Regra geral os jovens portugueses, entre os 18 e os 34 anos de idade, parecem ter uma perceção única da realidade. No que respeita a situação do país, os que se encontram nesta faixa etária são os mais positivos (65%), sendo também estes que classificam melhor a sua situação pessoal (76%).

Expectativas para o futuro próximo
Quando questionados sobre perspetivas para os últimos três meses do ano, a maioria dos portugueses (52%) estão menos otimistas sobre a evolução da situação do país – com uma média de 5,5 pontos em 10. No que respeita à sua situação pessoal acham que a sua situação se irá manter igual (5,9), com 40% dos portugueses a manifestar uma expetativa negativa (menos 4 pontos percentuais face a junho). Também neste caso os inquiridos mais jovens são mais otimistas relativamente ao futuro próximo. A maioria (66% e 74% respetivamente) estão otimistas com a evolução da situação do país e pessoal.

Gestão do orçamento
Atualmente, 29% dos portugueses afirma já ter sentido dificuldades no pagamento de despesas fixas. Para fazer face a estas dificuldades, ou apenas com objetivos de poupança, a renegociação de serviços contratados parece uma opção viável para 39% dos inquiridos, sendo que 26% afirma já o ter feito (mais 2 p.p. que em junho) e 13% manifestarem ter a intenção de rever, renegociar ou cancelar serviços que não utilizam ou utilizam pouco (ainda assim menos 4 p.p. face a junho). Contudo, a maioria (57%) irá continuar a usufruir desses produtos ou serviços, não pretendendo fazer qualquer alteração.

No que diz respeito às despesas extras, 29% dos inquiridos assumem que hoje não têm já capacidade para as suportar. Face a junho mantém-se praticamente igual a percentagem dos que não têm capacidade (+1 p.p.). 47% afirmam conseguir suportar despesas extra em caso de necessidade.

Metodologia

O inquérito quantitativo do Observador Cetelem 2020 foi realizado pela empresa de estudos de mercado Nielsen. Este teve por base uma amostra representativa de 1000 indivíduos residentes em Portugal Continental, de ambos os sexos, com idades compreendidas entre os 18 e os 74 anos de idade. A amostra total é representativa da população e está estratificada por distrito, sexo, idade e níveis socioeconómicos e conta com um erro máximo associado de +/- 3.1 pontos percentuais para um intervalo de confiança de 95%. As entrevistas foram realizadas telefonicamente (CATI), com informação recolhida por intermédio de um questionário estruturado de perguntas fechadas.
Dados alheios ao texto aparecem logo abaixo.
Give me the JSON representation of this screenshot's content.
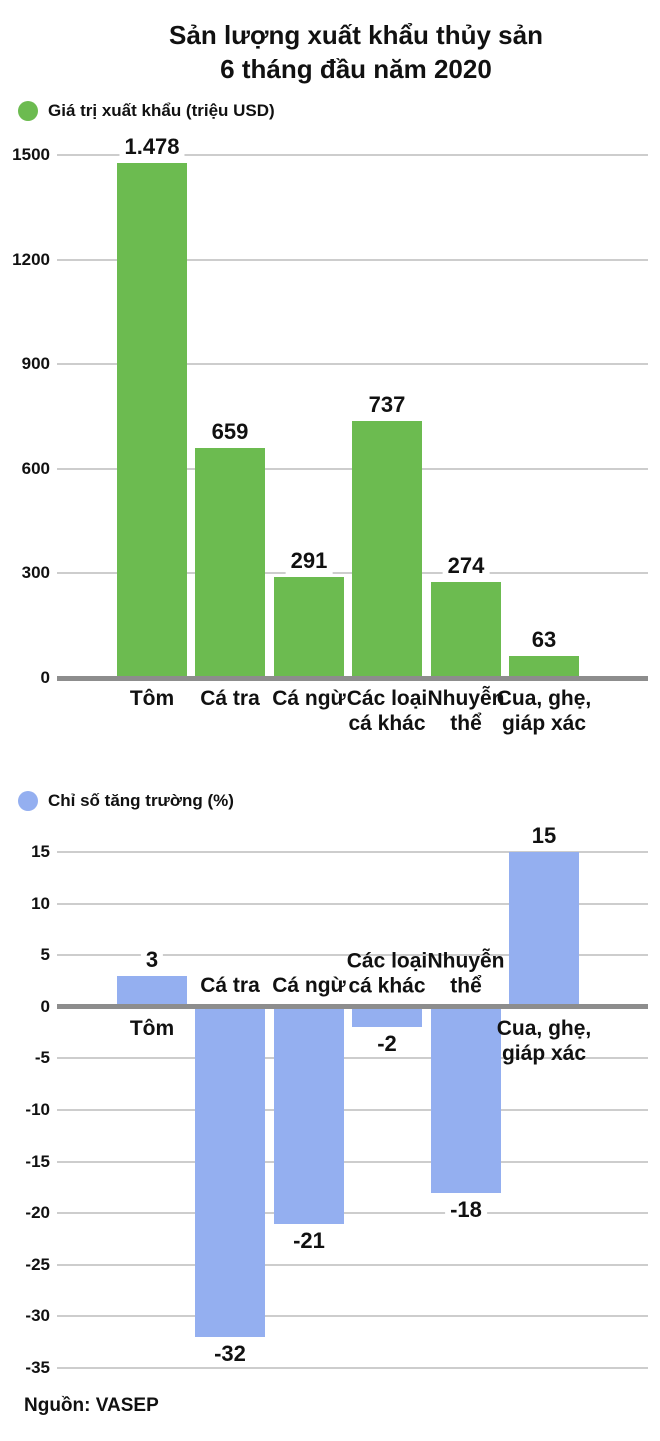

O trabalho de campo foi realizado entre 9 a 16 de setembro de 2020. Os dados referentes a junho de 2020 foram recolhidos entre 20 de maio e 1 de junho de 2020, a uma amostra representativa de 1000 indivíduos residentes em Portugal Continental, de ambos os sexos, com idades compreendidas entre os 18 e os 74 anos de idade. A amostra total é representativa da população e conta com um erro máximo associado de +/- 3.1 pontos percentuais para um intervalo de confiança de 95%.